Fletcher High School Marine Science teacher Kevin Brown said when Hurricane Matthew swept through the dunes, it did its job, but was mostly wiped out.

“If the dunes weren’t here the storm surge would’ve gone 8 feet to 10 feet high, on that deck, in these yards, it would have looked like St. Augustine,” Brown said. “These dunes held up, now we lost 82 percent of them, but they did their job.”

They held the water at bay instead of funneling it through the beach access points and then into the road.

Brown said in the future, they are discussing putting more sand at the access points or sandbags to prevent the water flow into the streets.

He has been bringing his students to the beach for years to plant sea oats to help nourish the dunes. One of his students was the driving effort to get the “stay off the dunes” signs up in Neptune Beach.

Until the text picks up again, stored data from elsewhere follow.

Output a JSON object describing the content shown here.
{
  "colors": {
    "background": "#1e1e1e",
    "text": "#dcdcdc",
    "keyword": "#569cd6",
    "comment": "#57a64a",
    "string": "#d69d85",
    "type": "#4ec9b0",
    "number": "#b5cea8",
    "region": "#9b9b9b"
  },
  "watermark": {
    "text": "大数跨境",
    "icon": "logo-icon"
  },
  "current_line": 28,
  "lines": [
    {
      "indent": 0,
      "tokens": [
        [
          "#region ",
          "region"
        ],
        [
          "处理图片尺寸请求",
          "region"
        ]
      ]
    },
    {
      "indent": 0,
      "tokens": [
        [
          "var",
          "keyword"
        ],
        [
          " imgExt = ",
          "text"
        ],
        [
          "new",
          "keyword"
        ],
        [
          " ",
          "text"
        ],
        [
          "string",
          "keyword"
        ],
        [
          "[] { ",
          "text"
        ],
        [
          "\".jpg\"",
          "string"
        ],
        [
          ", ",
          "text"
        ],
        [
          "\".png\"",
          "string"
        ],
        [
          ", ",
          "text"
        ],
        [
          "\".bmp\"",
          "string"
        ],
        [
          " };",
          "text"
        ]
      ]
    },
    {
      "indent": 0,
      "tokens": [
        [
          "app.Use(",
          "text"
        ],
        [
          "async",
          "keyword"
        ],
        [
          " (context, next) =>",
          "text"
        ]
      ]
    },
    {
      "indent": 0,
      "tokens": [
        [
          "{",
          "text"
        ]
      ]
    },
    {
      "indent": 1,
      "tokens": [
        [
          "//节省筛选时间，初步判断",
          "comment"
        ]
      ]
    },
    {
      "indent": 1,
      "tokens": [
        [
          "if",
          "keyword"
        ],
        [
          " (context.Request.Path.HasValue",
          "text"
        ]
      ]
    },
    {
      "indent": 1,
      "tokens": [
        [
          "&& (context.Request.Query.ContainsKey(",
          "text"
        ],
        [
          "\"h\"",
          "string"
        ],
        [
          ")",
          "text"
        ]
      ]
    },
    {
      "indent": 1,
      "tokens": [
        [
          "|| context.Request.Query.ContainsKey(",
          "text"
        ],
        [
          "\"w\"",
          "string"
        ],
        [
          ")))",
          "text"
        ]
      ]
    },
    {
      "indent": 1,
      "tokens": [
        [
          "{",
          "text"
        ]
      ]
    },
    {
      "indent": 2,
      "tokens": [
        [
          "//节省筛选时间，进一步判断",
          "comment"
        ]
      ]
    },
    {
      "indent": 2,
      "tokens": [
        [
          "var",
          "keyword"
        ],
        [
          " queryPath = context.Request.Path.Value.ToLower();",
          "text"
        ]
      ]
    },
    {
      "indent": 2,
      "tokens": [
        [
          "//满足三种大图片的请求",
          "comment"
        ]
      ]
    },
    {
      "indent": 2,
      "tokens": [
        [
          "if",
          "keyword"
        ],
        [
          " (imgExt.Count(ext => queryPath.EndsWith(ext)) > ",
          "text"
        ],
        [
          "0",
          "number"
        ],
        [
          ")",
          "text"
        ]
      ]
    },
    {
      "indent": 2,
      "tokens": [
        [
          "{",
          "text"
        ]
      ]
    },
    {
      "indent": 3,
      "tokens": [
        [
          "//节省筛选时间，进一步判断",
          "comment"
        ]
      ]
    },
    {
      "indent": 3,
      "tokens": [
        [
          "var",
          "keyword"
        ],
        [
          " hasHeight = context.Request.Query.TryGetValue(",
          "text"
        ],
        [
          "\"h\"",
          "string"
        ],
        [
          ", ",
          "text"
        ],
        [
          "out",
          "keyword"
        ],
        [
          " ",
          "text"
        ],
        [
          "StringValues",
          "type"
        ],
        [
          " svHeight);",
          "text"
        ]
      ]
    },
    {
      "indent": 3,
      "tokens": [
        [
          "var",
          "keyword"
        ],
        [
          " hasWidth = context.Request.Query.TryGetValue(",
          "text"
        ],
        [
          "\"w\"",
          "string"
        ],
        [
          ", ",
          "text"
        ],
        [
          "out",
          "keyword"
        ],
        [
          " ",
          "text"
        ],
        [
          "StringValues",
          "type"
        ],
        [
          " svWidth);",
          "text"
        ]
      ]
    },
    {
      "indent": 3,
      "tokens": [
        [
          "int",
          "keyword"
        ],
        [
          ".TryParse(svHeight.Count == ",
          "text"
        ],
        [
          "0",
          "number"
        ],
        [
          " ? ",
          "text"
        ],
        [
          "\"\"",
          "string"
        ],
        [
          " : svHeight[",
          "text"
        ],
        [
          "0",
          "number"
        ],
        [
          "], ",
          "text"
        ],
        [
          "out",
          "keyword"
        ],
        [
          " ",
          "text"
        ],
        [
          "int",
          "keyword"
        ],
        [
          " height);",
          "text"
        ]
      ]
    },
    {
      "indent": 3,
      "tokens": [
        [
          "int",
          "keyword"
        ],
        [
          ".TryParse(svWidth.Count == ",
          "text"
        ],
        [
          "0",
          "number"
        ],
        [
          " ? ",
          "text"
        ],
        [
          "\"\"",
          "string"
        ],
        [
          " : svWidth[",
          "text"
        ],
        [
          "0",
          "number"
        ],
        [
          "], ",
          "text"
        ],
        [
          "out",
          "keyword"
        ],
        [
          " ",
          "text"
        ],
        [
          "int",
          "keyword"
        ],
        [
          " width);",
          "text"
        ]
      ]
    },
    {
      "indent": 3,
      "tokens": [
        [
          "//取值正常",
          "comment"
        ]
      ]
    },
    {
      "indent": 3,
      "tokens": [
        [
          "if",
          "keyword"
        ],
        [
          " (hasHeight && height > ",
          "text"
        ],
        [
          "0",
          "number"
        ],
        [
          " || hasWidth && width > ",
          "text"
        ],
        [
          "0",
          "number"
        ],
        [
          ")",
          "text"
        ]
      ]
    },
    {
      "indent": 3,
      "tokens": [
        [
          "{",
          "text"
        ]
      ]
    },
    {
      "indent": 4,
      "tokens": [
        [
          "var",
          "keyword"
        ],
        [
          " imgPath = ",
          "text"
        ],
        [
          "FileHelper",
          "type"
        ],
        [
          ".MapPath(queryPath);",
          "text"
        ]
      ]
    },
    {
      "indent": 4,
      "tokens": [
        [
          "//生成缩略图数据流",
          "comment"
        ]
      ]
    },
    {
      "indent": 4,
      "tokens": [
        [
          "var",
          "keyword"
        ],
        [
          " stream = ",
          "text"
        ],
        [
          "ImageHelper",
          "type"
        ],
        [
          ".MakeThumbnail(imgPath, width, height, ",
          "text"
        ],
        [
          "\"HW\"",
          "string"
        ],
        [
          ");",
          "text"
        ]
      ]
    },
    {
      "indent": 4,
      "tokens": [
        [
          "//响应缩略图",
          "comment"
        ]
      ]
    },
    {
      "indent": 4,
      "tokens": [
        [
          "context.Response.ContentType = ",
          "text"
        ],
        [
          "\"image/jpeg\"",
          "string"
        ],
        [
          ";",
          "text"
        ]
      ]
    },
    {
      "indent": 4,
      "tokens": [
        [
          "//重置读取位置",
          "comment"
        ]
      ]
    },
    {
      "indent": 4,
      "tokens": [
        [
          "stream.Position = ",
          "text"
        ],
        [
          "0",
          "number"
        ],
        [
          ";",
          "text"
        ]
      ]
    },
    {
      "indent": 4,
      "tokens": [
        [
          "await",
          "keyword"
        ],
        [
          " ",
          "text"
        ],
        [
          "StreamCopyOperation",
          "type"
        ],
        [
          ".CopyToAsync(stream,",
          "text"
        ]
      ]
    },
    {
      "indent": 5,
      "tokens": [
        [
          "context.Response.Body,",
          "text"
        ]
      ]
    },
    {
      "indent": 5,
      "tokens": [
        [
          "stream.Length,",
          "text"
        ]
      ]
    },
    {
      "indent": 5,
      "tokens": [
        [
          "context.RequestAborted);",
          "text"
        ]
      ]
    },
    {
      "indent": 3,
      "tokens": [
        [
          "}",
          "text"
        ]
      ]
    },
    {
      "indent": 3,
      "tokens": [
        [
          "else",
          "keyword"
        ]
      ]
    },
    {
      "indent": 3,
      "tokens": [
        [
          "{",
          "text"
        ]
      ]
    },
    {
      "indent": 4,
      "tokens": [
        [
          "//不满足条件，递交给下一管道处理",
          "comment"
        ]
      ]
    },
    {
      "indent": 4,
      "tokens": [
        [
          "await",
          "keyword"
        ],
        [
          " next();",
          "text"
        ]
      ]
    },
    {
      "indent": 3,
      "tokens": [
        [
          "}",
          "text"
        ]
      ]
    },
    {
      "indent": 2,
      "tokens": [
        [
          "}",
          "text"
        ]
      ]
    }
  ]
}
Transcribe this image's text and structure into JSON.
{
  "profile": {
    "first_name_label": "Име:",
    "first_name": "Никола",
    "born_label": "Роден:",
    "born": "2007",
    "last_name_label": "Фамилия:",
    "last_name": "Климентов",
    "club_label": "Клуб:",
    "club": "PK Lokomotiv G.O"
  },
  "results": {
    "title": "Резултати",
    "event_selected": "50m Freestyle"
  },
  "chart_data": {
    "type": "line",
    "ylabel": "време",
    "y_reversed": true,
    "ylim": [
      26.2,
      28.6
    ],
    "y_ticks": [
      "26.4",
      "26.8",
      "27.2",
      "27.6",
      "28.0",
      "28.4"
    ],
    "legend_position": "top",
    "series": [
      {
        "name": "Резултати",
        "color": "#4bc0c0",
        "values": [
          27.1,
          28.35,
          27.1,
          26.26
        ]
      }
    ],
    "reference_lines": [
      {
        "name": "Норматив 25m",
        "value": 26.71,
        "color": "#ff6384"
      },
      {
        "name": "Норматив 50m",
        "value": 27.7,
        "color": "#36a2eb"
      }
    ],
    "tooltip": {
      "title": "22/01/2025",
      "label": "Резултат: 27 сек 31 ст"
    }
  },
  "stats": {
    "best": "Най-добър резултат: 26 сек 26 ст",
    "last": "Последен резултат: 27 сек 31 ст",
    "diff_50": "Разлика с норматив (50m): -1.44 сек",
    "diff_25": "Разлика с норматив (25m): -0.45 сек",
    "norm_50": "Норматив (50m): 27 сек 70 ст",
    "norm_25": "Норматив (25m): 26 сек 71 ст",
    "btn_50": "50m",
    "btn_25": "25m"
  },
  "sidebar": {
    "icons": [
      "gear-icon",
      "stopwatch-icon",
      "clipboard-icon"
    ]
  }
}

“In the early days, we would gather and plant everyone’s Christmas trees, now we use sea oats because the science behind these sea oats is that they are gathering sand and salt from the air,” Brown said.

The plants on the dunes help to continually build the dunes up and allow it work as a strong, natural wall of protection.

“By trampling on them you are killing the young vegetation and compacting the sand which is not what we need," he said.

Walking on the dunes can end up in a hefty $500 citation in some areas, but officers admit that it usually ends in a warning. Authorities say if locals don’t speak up or call police or lifeguards when they see it, then no one will learn.

Rather than doing that, many people have been taking their concerns to social media, posting pictures on Facebook of people walking over the dunes. Others commented on the posts advising that maybe the tourists didn’t know since not every access point has a sign.

The dune restoration project is almost complete. There will be one more week of planting sea oats at the end of July and then FEMA will return to do an inspection. It takes about 18 months for the sea oats to grow and close to 20 years for the dunes to get back to exactly how they were before Hurricane Matthew, according to Brown.

Under state law, public access to the beach begins below the mean high tide line. Whether or not the ropes or other markings are there, it’s crucial to environmental health that people stay off the dunes. Police departments ask that you call if you see anyone disturbing the sea oats.

According to the Atlantic Beach City Manager: “Many beachgoers at Jacksonville’s beaches don’t realize that the coastline at the Beaches is now more visually similar to the 19th century than to how it appeared 40 or so years ago. Buried under the natural dunes and sea oats are remnants of an armored concrete seawall. Today, the 10 miles of Jacksonville’s dunes are maintained by the Duval County Shore Protection Project, a partnership between the Corps of Engineers and the City of Jacksonville, managed since 2005 by Jacksonville-based Olsen Associates Coastal Engineering, for which Kevin Bodge works. Renourishment takes place every five to seven years, as part of a 50-year authorization, extending through 2028.”